Diners enter through a sleek 12-seat bar room, and the long dining room is divided into two distinct sections. Racks of wine line some of the walls, and lighting is dim and has a slight bluish tint. Chandeliers hang overhead. The wait staff is friendly, knowledgeable, and professional, and more than willing to make suggestions without being pushy.
We started with a generous seafood sampler, loaded with East and West Coast oysters, clams, shrimp, jumbo lump crab, and chilled lobster, which the server removed from the shell tableside (if you’re looking to splurge on caviar, three different varieties are available, complete with all the fixings). Other appetizers include a jumbo lump crab cake (with big chunks of crab); a sweet Madagascar prawn with chipotle mayo, grilled pineapple, fennel salad, and kumquats; filet mignon steak tartar; and Spanish octopus with romesco, baby potatoes, cherry tomatoes, and Kalamata olives.
Seafood is flown in daily, and is featured in entrées including blackened Montauk swordfish with panzanella and arugula salad; roasted Nova Scotia Halibut with lemon gnocchi, fava beans, kale chimichurri, and beurre blanc; Atlantic cod with fennel cream, Romanesco, rainbow cauliflower, and celery; and whole Maine lobsters (stuffed with crab if you choose) and Alaskan King crab legs; While most seafood restaurants tend to present their seafood as-is with little accompaniment, Sea Fire’s seafood is the centerpiece of a composed dish. Steaks are dry-aged for three weeks in-house, and include filet mignon, bone-in New York strip, bone-in ribeye, and a porter house for two. Rack of lamb, pan-roasted chicken with farro risotto, and filet mignon with maitake mushrooms and cippolini onions are also available, as are sides including herb fries, sweet and spicy Brussels sprouts, lobster mac and cheese, shishito peppers, and creamed spinach.
The restaurant’s piece de resistance, however, has to be the surf and turf.
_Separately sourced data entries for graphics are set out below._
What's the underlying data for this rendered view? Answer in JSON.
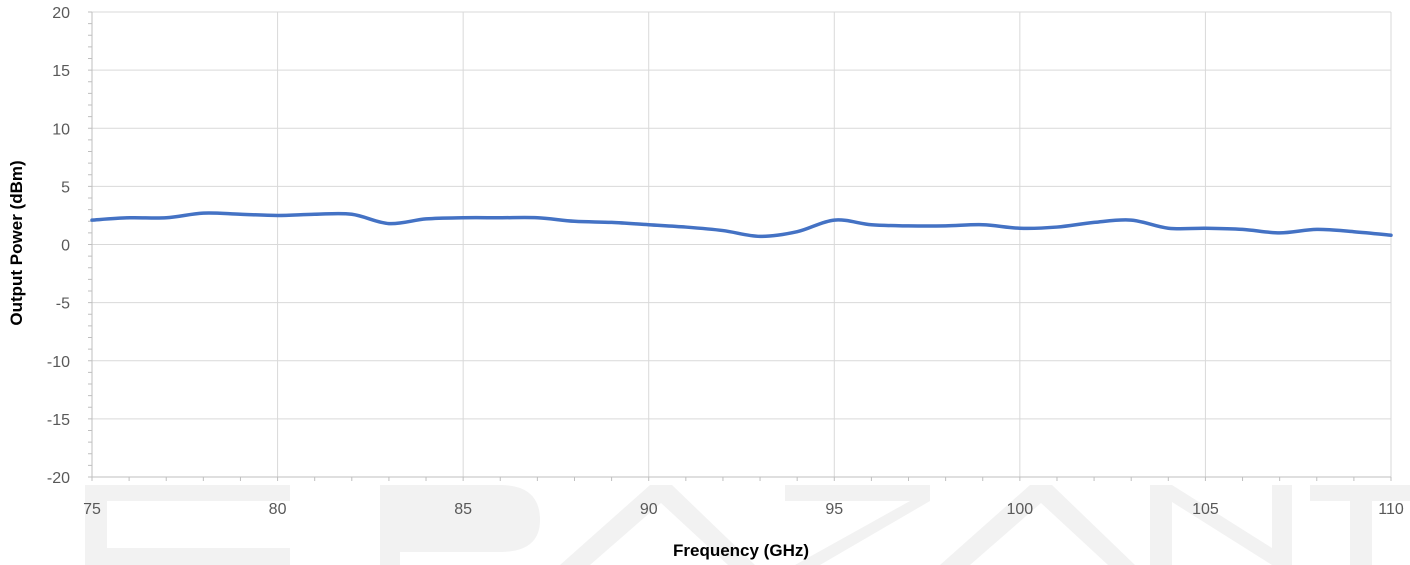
{
  "chart_data": {
    "type": "line",
    "title": "",
    "xlabel": "Frequency (GHz)",
    "ylabel": "Output Power (dBm)",
    "xlim": [
      75,
      110
    ],
    "ylim": [
      -20,
      20
    ],
    "xticks": [
      75,
      80,
      85,
      90,
      95,
      100,
      105,
      110
    ],
    "yticks": [
      -20,
      -15,
      -10,
      -5,
      0,
      5,
      10,
      15,
      20
    ],
    "grid": true,
    "legend": "none",
    "series": [
      {
        "color": "#4472c4",
        "x": [
          75,
          76,
          77,
          78,
          79,
          80,
          81,
          82,
          83,
          84,
          85,
          86,
          87,
          88,
          89,
          90,
          91,
          92,
          93,
          94,
          95,
          96,
          97,
          98,
          99,
          100,
          101,
          102,
          103,
          104,
          105,
          106,
          107,
          108,
          109,
          110
        ],
        "y": [
          2.1,
          2.3,
          2.3,
          2.7,
          2.6,
          2.5,
          2.6,
          2.6,
          1.8,
          2.2,
          2.3,
          2.3,
          2.3,
          2.0,
          1.9,
          1.7,
          1.5,
          1.2,
          0.7,
          1.1,
          2.1,
          1.7,
          1.6,
          1.6,
          1.7,
          1.4,
          1.5,
          1.9,
          2.1,
          1.4,
          1.4,
          1.3,
          1.0,
          1.3,
          1.1,
          0.8
        ]
      }
    ]
  }
}
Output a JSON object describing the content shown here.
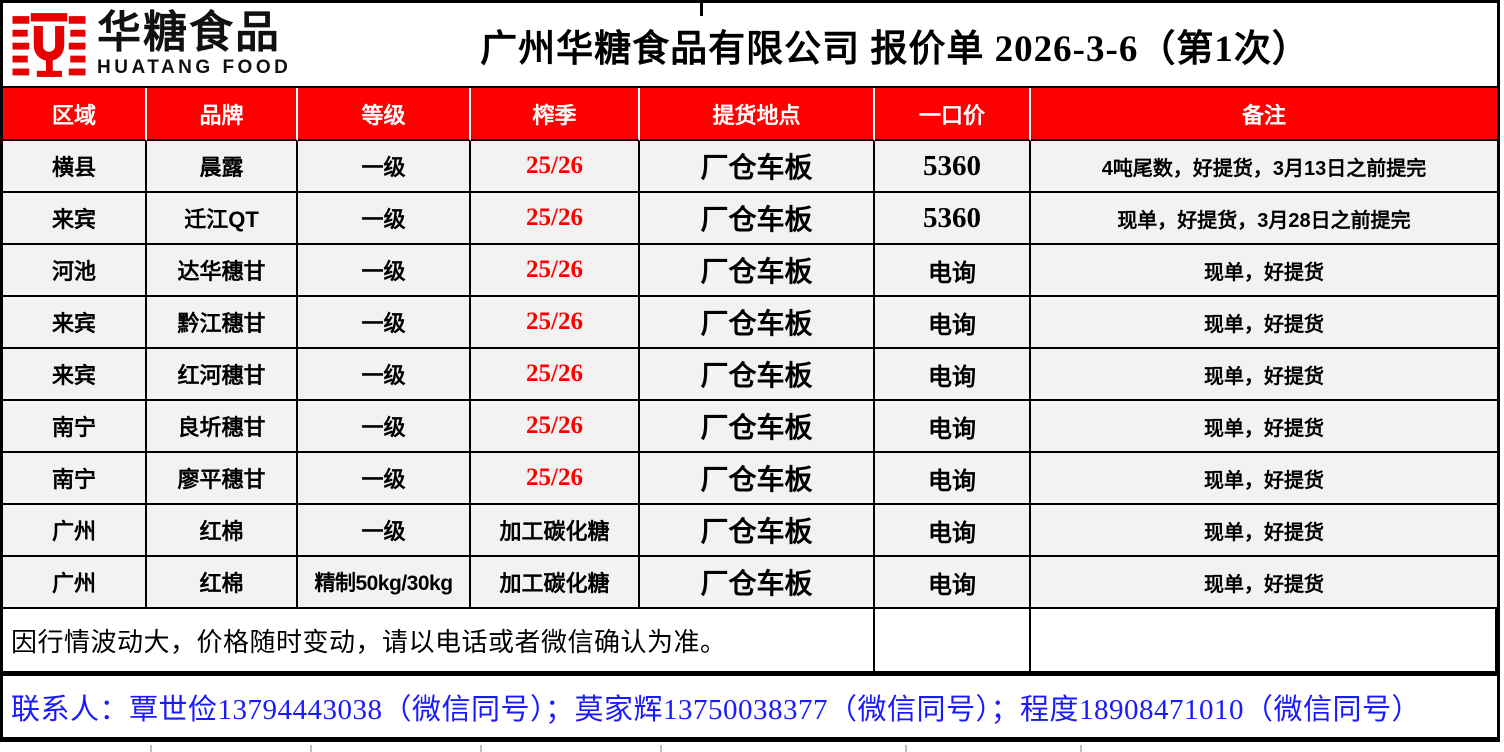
{
  "header": {
    "logo": {
      "brand_cn": "华糖食品",
      "brand_en": "HUATANG FOOD"
    },
    "title": "广州华糖食品有限公司 报价单 2026-3-6（第1次）"
  },
  "table": {
    "columns": [
      "区域",
      "品牌",
      "等级",
      "榨季",
      "提货地点",
      "一口价",
      "备注"
    ],
    "rows": [
      {
        "region": "横县",
        "brand": "晨露",
        "grade": "一级",
        "season": "25/26",
        "season_black": false,
        "pickup": "厂仓车板",
        "price": "5360",
        "note": "4吨尾数，好提货，3月13日之前提完"
      },
      {
        "region": "来宾",
        "brand": "迁江QT",
        "grade": "一级",
        "season": "25/26",
        "season_black": false,
        "pickup": "厂仓车板",
        "price": "5360",
        "note": "现单，好提货，3月28日之前提完"
      },
      {
        "region": "河池",
        "brand": "达华穗甘",
        "grade": "一级",
        "season": "25/26",
        "season_black": false,
        "pickup": "厂仓车板",
        "price": "电询",
        "note": "现单，好提货"
      },
      {
        "region": "来宾",
        "brand": "黔江穗甘",
        "grade": "一级",
        "season": "25/26",
        "season_black": false,
        "pickup": "厂仓车板",
        "price": "电询",
        "note": "现单，好提货"
      },
      {
        "region": "来宾",
        "brand": "红河穗甘",
        "grade": "一级",
        "season": "25/26",
        "season_black": false,
        "pickup": "厂仓车板",
        "price": "电询",
        "note": "现单，好提货"
      },
      {
        "region": "南宁",
        "brand": "良圻穗甘",
        "grade": "一级",
        "season": "25/26",
        "season_black": false,
        "pickup": "厂仓车板",
        "price": "电询",
        "note": "现单，好提货"
      },
      {
        "region": "南宁",
        "brand": "廖平穗甘",
        "grade": "一级",
        "season": "25/26",
        "season_black": false,
        "pickup": "厂仓车板",
        "price": "电询",
        "note": "现单，好提货"
      },
      {
        "region": "广州",
        "brand": "红棉",
        "grade": "一级",
        "season": "加工碳化糖",
        "season_black": true,
        "pickup": "厂仓车板",
        "price": "电询",
        "note": "现单，好提货"
      },
      {
        "region": "广州",
        "brand": "红棉",
        "grade": "精制50kg/30kg",
        "season": "加工碳化糖",
        "season_black": true,
        "pickup": "厂仓车板",
        "price": "电询",
        "note": "现单，好提货"
      }
    ],
    "disclaimer": "因行情波动大，价格随时变动，请以电话或者微信确认为准。",
    "contacts": "联系人：覃世俭13794443038（微信同号）；莫家辉13750038377（微信同号）；程度18908471010（微信同号）"
  },
  "colors": {
    "header_red": "#fe0000",
    "season_red": "#ff0000",
    "contact_blue": "#1a1aff",
    "row_bg": "#f2f2f2",
    "logo_red": "#e60000"
  }
}
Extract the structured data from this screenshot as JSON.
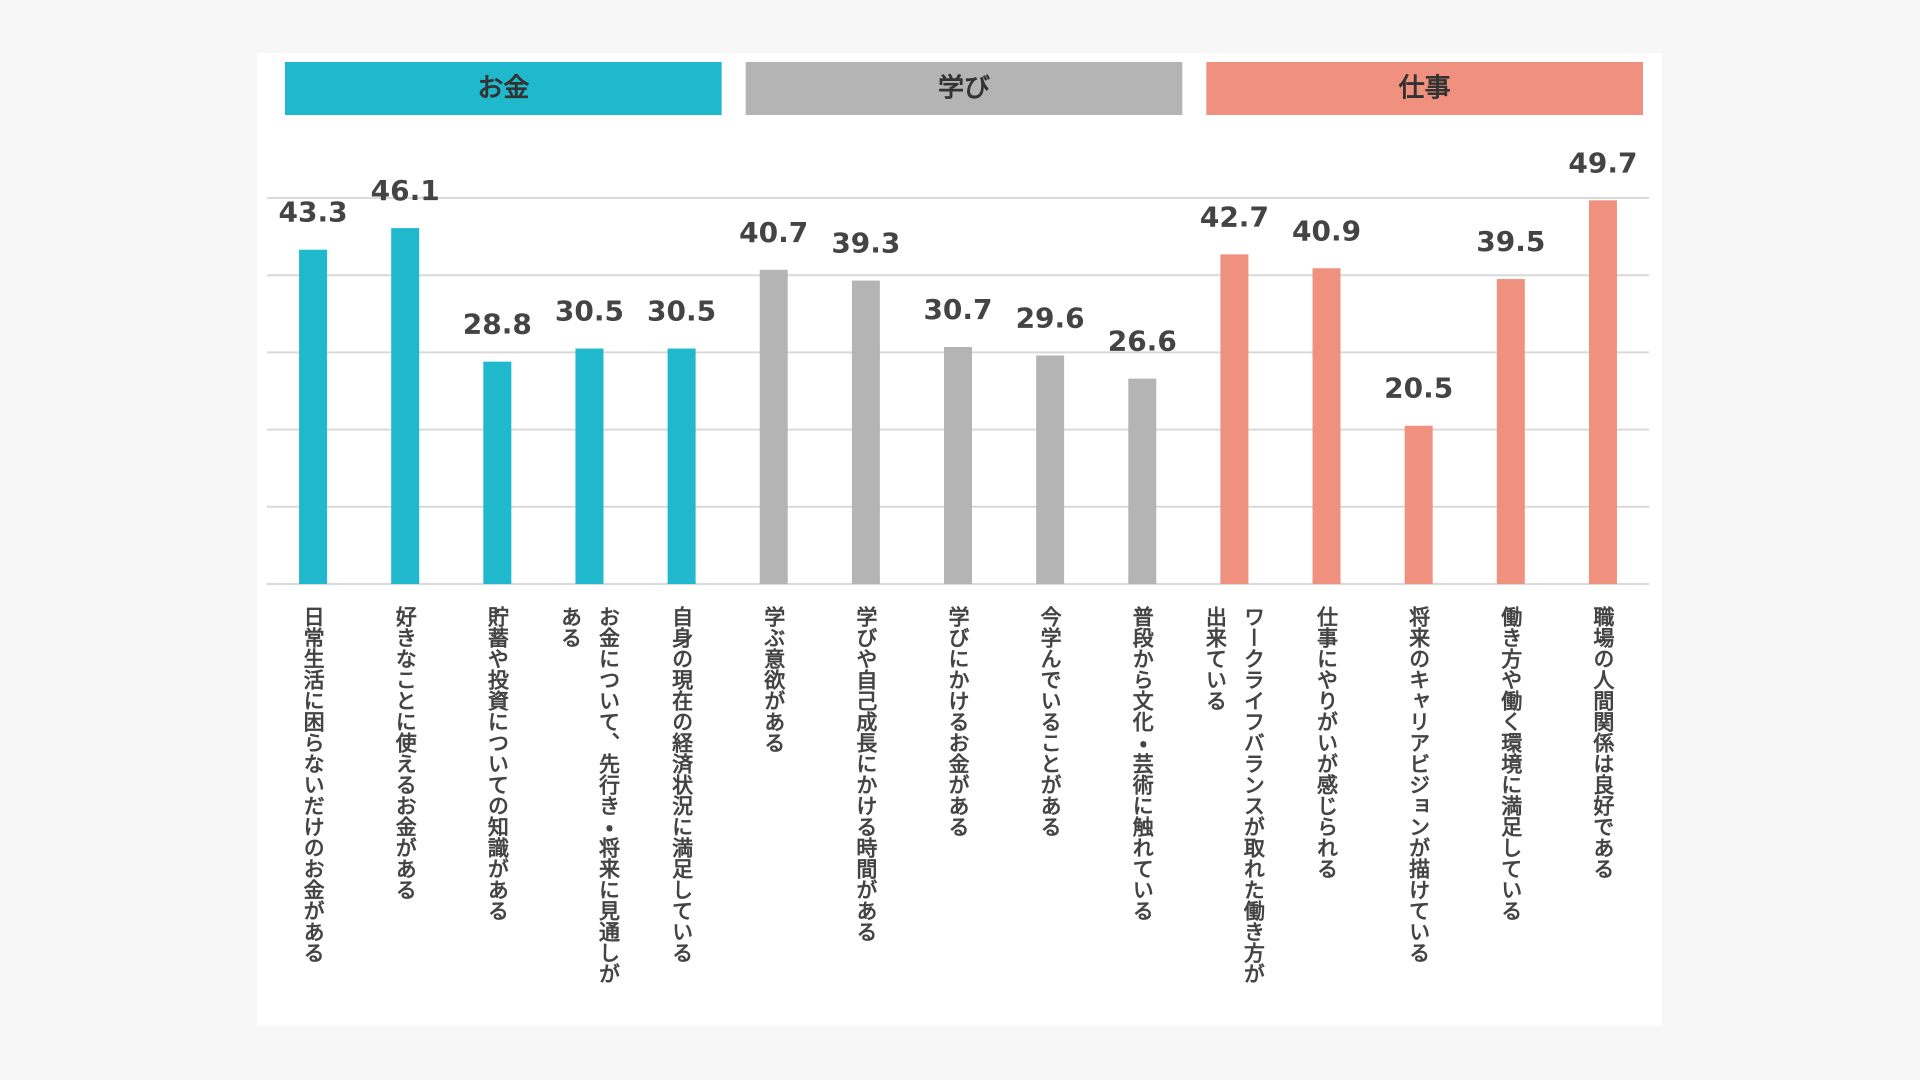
{
  "chart_data": {
    "type": "bar",
    "categories": [
      "日常生活に困らないだけのお金がある",
      "好きなことに使えるお金がある",
      "貯蓄や投資についての知識がある",
      "お金について、先行き・将来に見通しがある",
      "自身の現在の経済状況に満足している",
      "学ぶ意欲がある",
      "学びや自己成長にかける時間がある",
      "学びにかけるお金がある",
      "今学んでいることがある",
      "普段から文化・芸術に触れている",
      "ワークライフバランスが取れた働き方が出来ている",
      "仕事にやりがいが感じられる",
      "将来のキャリアビジョンが描けている",
      "働き方や働く環境に満足している",
      "職場の人間関係は良好である"
    ],
    "series": [
      {
        "name": "お金",
        "color": "#1fb8cc",
        "values": [
          43.3,
          46.1,
          28.8,
          30.5,
          30.5,
          null,
          null,
          null,
          null,
          null,
          null,
          null,
          null,
          null,
          null
        ]
      },
      {
        "name": "学び",
        "color": "#b4b4b5",
        "values": [
          null,
          null,
          null,
          null,
          null,
          40.7,
          39.3,
          30.7,
          29.6,
          26.6,
          null,
          null,
          null,
          null,
          null
        ]
      },
      {
        "name": "仕事",
        "color": "#f0907f",
        "values": [
          null,
          null,
          null,
          null,
          null,
          null,
          null,
          null,
          null,
          null,
          42.7,
          40.9,
          20.5,
          39.5,
          49.7
        ]
      }
    ],
    "ylim": [
      0,
      50
    ],
    "yticks": [
      0,
      10,
      20,
      30,
      40,
      50
    ],
    "grid": true
  }
}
Instead of the expected lobster tail-filet duo, Sea Fire’s variation starts with a nine-ounce filet mignon and is topped with generous portions of de-shelled fresh lobster, shrimp, and king crab, all atop beurre blanc and red wine reduction. It’s the height of opulence, and it’s simply astounding. If there’s room for dessert, we suggest the warm gingerbread cake, classic crème brûlée, or a creative cheese plate.
The Sea Fire Grill should be on anyone’s short list for his or her next special occasion or celebratory meal. It’s very rare that we encounter a restaurant that provides guests with an essentially flawless experience, but our meal at Sea Fire was stellar from start to finish.